More good news as AstraZeneca finds a third Covid vaccine
Another week, another Covid-19 vaccine. This one from AstraZeneca and Oxford University is homegrown and ready to roll out fast. Matthew Partridge reports
The good news keeps coming on the vaccine front, says Lex in the Financial Times – this time with positive results from AstraZeneca. The overall tally was “underwhelming”: the treatment’s average efficacy of 70% was “significantly less” than the figure achieved by the BioNTech/Pfizer and Moderna vaccines. But the best results, of 90% efficacy, were achieved for participants who only received half of the first of two doses. This suggests that “more people can get a shot with the same amount of vaccine”. AstraZeneca has already agreed deals with drugmakers in Russia, Brazil and India to produce up to three billion doses.
Despite this apparent success, the market has punished AstraZeneca, with the drug giant’s shares falling by 3.8% when the news was announced, says Nils Pratley in The Guardian. Part of this is due to the need to explain the “wide gap” between the 62% efficiency in the main study and 90% for those who received the half-dose, full dose regime. AstraZeneca’s pledge “to distribute the vaccine at cost during the course of pandemic” also means that it “won’t make profits from the initial orders”. Still, it’s impossible to deny that a 90% efficiency rate in one study is “excellent”.
The near-perfect level of protection is particularly impressive given the way the trial was conducted, says The Economist. While the numbers of people involved were smaller than in rival studies, AstraZeneca repeatedly tested all those involved in the trial to pick up asymptomatic infections. As a result, the efficiency of AstraZeneca’s jab is not necessarily worse than that of Pfizer and Moderna, who relied on people self-reporting symptoms, followed by a confirmatory test. This is important because those who are asymptomatic can still pass on the virus to others, so AstraZeneca’s jab may ultimately reduce the transmission of the virus. The interim results “will certainly please the UK government”, says Ross Clark in The Spectator. Not only is it a “homegrown” vaccine, developed from research carried out by the University of Oxford, and part-funded by the state, but the UK has also ordered 100 million shots. What’s more, the facts that the vaccine itself “is less than a fifth of the price of the Pfizer vaccine” and can be “kept at ordinary fridge temperatures” will greatly facilitate a roll-out, as well as making it the “obvious choice” for developing countries.

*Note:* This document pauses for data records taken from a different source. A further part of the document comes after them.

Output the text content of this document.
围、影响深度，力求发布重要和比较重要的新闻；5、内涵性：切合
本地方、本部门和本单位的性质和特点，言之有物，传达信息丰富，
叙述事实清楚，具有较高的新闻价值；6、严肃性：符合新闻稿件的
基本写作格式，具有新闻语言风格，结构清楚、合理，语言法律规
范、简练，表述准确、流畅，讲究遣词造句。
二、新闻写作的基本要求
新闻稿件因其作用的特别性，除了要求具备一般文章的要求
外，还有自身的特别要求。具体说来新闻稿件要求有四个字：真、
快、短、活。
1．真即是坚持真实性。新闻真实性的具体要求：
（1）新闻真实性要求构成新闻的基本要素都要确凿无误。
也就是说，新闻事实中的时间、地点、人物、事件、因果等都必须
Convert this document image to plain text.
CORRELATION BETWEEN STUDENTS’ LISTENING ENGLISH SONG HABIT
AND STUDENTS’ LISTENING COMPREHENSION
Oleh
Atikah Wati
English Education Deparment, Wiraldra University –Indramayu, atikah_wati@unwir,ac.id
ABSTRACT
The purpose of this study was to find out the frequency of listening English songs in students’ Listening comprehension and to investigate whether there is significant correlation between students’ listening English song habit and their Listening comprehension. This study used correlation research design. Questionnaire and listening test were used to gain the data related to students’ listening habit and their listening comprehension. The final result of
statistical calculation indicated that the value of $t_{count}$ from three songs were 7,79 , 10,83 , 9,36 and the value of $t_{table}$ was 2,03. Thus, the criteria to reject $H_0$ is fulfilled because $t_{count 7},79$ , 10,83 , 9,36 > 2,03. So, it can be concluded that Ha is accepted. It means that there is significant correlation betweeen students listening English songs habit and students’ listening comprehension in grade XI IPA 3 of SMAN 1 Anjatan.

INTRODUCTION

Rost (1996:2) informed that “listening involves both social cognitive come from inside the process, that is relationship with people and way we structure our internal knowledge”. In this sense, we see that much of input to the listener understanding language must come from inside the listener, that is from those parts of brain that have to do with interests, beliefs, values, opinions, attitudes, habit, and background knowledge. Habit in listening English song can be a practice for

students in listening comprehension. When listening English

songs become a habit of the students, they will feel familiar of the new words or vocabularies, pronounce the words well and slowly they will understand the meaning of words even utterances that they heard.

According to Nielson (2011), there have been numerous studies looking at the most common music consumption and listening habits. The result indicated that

While Britain and America have ordered enough doses for their entire populations, most young and able-bodied people in other countries “may have to wait until 2022 to be vaccinated”, even with multiple vaccines, says Aimee Donnellan on Breakingviews. That means that many unvaccinated people could “keep avoiding public transport and mass gatherings”, which will “put a cap on any recovery in corporate profitability”.